We are a landscape of all that we have seen.
~ Isamu Noguchi

Landscape Inspiration

mills studio intends that the DTS Project House Landscape Design to complement and make the architectural agenda more apparent, mediate between nature and culture, and provide delightful experiences. Varied designed landscapes were visited and evaluated for how they reinforced or worked to contradict the architect’s stated and perceived agendas, how they aged, performed, and were perceived with the passage of time, and what they express about our relation to the earth and the seasons. Specific implementations were studied for how horticulture, materials, and detailing might apply to the specific conditions and intentions of the DTS Project House. The best way to make these evaluations is to experience each landscape directly at multiple times of day, and multiple times during different seasons. Since landscapes are not about a single moment in time, only landscapes that mills studio visits in person are trusted as useful sources of inspiration.

I think the best landscapes are in your memory.
~ Piet Oudolf

Varied specific sources serve as inspiration for development of the DTS Project House Landscape and lower hillside, including the existing cactus gardens on site, the work of James Corner of Field Operations, gardens and public trails at Newport Beach City Hall, Neutra’s Kaufman House in Palm Springs, Schlindler’s Kings Road House, and Eric Moss’ floating Cactus Garden in the sky. David Adjaye’s MCA Denver and Allied Works’ Clyfford Still Museum are examples of roof deck landscapes and gardens which specifically address roof top conditions similar to the DTS Project House. Landscapes / Hardscapes integrating water and water movement  are of particular importance.

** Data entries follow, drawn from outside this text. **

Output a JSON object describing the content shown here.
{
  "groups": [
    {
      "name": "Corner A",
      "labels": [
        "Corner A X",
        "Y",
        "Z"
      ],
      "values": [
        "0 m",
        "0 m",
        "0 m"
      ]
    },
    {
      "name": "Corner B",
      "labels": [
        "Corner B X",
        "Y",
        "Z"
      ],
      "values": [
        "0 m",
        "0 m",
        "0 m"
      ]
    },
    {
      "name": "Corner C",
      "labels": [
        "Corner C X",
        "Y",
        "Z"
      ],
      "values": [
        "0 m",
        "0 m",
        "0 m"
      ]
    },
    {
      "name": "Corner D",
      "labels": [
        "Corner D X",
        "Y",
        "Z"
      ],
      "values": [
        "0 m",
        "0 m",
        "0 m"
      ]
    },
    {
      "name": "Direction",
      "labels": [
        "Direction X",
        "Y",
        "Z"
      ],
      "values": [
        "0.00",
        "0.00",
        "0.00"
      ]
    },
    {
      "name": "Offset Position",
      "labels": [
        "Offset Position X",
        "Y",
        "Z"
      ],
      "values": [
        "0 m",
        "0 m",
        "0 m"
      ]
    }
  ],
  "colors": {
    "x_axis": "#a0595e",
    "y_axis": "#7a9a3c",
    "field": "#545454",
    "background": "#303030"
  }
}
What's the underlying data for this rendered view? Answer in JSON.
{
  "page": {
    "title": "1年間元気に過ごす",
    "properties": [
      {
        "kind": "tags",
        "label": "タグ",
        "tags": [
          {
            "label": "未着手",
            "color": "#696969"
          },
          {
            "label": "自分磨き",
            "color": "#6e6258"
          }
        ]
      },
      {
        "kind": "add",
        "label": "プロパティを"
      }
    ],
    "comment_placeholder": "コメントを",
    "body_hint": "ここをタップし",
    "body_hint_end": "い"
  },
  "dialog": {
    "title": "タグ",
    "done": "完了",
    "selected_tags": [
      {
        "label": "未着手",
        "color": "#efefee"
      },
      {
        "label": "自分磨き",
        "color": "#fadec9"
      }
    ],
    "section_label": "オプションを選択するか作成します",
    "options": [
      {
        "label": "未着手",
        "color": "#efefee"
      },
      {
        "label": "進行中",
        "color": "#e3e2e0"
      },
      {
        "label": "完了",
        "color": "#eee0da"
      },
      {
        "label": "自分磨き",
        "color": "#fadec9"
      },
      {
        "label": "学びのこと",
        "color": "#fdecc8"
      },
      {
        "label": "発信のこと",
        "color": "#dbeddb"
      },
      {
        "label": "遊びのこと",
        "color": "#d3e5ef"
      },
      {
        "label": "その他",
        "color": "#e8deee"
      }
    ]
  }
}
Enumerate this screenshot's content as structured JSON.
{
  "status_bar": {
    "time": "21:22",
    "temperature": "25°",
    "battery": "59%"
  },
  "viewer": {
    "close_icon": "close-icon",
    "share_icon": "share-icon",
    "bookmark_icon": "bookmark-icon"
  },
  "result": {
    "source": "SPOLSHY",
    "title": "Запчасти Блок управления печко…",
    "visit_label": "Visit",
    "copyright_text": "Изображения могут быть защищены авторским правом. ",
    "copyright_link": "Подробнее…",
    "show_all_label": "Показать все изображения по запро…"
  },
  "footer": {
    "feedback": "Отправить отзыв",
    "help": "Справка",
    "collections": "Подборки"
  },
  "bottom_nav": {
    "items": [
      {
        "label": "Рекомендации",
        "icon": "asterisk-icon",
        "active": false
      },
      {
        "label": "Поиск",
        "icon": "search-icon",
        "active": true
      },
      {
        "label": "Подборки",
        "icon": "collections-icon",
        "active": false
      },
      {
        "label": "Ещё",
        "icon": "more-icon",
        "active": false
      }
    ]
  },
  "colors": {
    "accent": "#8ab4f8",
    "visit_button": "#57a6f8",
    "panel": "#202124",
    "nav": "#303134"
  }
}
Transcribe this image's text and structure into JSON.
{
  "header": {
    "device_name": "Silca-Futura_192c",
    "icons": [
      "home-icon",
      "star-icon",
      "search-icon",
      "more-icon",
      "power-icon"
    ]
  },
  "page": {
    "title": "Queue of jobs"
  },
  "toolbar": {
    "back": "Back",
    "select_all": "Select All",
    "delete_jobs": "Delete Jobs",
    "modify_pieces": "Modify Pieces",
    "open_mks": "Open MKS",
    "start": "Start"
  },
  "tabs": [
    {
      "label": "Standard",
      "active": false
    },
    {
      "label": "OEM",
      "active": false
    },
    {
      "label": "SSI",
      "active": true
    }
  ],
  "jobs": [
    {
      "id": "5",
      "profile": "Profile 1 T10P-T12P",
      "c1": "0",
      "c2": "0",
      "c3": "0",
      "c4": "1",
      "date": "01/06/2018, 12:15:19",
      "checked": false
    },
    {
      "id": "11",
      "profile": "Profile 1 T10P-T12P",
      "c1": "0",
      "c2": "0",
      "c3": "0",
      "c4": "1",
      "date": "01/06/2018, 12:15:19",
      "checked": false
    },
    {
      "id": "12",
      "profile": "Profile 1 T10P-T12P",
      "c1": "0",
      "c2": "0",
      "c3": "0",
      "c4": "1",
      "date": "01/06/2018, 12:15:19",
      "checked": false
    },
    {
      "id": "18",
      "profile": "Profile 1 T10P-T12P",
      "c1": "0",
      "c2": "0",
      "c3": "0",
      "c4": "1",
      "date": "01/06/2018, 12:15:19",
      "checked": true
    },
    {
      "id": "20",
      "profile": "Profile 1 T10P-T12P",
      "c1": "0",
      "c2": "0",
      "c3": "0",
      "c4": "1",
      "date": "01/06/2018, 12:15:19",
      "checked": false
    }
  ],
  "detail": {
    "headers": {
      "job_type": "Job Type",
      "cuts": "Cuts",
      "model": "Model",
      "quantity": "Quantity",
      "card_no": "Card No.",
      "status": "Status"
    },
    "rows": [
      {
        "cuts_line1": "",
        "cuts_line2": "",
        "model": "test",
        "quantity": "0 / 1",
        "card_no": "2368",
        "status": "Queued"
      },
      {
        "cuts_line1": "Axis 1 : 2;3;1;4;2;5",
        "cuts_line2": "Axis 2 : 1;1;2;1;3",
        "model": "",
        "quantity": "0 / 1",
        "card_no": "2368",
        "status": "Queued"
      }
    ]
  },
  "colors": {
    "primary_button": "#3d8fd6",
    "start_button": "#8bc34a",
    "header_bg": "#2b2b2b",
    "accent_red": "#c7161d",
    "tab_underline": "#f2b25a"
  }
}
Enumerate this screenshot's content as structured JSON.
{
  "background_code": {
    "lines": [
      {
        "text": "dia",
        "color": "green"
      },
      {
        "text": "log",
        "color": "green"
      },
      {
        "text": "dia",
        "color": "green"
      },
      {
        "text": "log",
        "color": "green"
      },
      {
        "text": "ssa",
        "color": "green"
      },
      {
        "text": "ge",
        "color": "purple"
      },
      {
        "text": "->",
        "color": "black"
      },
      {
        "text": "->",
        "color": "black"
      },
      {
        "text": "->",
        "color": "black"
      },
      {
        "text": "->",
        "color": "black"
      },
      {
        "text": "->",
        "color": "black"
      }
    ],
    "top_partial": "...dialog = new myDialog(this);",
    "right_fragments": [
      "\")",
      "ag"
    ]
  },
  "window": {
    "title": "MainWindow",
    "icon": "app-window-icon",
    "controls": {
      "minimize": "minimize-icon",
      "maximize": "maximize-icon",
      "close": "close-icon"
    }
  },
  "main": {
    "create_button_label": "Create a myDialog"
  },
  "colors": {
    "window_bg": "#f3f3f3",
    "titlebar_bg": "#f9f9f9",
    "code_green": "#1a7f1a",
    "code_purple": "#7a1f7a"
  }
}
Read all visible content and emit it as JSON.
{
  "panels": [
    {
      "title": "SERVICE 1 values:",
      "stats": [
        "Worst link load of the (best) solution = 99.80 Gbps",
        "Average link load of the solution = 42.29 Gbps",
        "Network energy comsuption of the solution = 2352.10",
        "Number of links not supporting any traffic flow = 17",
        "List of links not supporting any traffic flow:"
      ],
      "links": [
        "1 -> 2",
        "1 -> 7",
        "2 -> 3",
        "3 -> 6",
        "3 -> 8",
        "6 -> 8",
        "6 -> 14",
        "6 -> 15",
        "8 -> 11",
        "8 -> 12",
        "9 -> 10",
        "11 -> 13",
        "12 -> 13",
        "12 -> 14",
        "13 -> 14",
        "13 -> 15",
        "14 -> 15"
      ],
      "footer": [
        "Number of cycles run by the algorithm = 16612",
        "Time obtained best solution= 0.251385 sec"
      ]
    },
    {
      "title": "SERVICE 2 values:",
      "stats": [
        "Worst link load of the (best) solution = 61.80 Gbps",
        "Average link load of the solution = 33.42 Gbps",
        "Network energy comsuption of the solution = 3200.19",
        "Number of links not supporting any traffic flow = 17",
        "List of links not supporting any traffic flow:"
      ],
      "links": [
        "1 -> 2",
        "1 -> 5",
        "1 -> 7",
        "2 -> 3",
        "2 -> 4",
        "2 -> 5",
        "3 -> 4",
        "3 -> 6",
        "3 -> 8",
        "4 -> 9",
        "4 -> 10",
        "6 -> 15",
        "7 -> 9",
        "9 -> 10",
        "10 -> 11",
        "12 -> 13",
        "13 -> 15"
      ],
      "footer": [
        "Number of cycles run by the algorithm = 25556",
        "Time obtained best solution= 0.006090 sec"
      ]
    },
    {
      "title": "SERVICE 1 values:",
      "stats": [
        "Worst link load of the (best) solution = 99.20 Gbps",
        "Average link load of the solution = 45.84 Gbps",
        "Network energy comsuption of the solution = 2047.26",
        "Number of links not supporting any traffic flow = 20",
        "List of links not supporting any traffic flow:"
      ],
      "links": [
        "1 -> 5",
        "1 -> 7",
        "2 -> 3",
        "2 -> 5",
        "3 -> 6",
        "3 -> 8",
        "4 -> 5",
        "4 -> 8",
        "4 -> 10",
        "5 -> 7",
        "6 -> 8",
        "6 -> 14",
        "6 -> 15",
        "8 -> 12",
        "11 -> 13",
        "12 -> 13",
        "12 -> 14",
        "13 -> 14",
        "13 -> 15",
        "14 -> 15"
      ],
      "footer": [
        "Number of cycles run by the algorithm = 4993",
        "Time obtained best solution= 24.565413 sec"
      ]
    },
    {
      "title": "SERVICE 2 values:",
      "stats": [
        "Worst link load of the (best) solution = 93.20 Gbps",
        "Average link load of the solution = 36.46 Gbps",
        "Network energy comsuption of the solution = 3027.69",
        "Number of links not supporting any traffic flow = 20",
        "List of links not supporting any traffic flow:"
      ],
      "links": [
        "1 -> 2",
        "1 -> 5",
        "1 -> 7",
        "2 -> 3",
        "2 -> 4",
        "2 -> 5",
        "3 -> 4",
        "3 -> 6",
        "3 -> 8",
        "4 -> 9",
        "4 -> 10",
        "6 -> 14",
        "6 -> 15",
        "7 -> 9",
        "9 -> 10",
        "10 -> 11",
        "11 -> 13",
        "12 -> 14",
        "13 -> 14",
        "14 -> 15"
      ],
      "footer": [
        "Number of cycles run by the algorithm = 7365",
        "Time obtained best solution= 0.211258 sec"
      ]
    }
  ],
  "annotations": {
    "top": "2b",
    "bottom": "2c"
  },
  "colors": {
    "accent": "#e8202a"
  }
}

Hydroponic technologies, Living Wall examples, as well as Vertical and Hanging Gardens by Patrick Blanc and Herzog & de Meuron have an impactful influence on the DTS Project House landscape development. Landscape strategies that tend toward hardscapes, such as the Salk Institute and Neuroscience Institute both in La Jolla, California, have direct application to the DTS Project House. mills studio visited and experienced landscapes and hardscapes that employ differing strategies to traverse significant elevational changes. The many integrations of landscape and artistic expression by such artists as Robert Irwin and James Turrell also serve as references and inspiration.

mills studio looked to historic, modern, and contemporary landscape examples, including the work of luminaires like Frank Lloyd Wright, Mies van der Rohe, Louis Kahn, and Luis Barragan; modernists like Richard Neutra, Charles and Ray Eames, and Pierre Koenig; and contemporary practitioners like James Corner, Andrea Cochran, Bernard Trainor, and Reed Hilderbrand to inform both strategies for relating architecture and landscapes and specific examples relevant to the DTS Project House.    

If you look at landscape in historical terms, you realize that most of the time we have been on Earth as a species, what has fallen on our retina is landscape, not images of buildings and cars and street lights.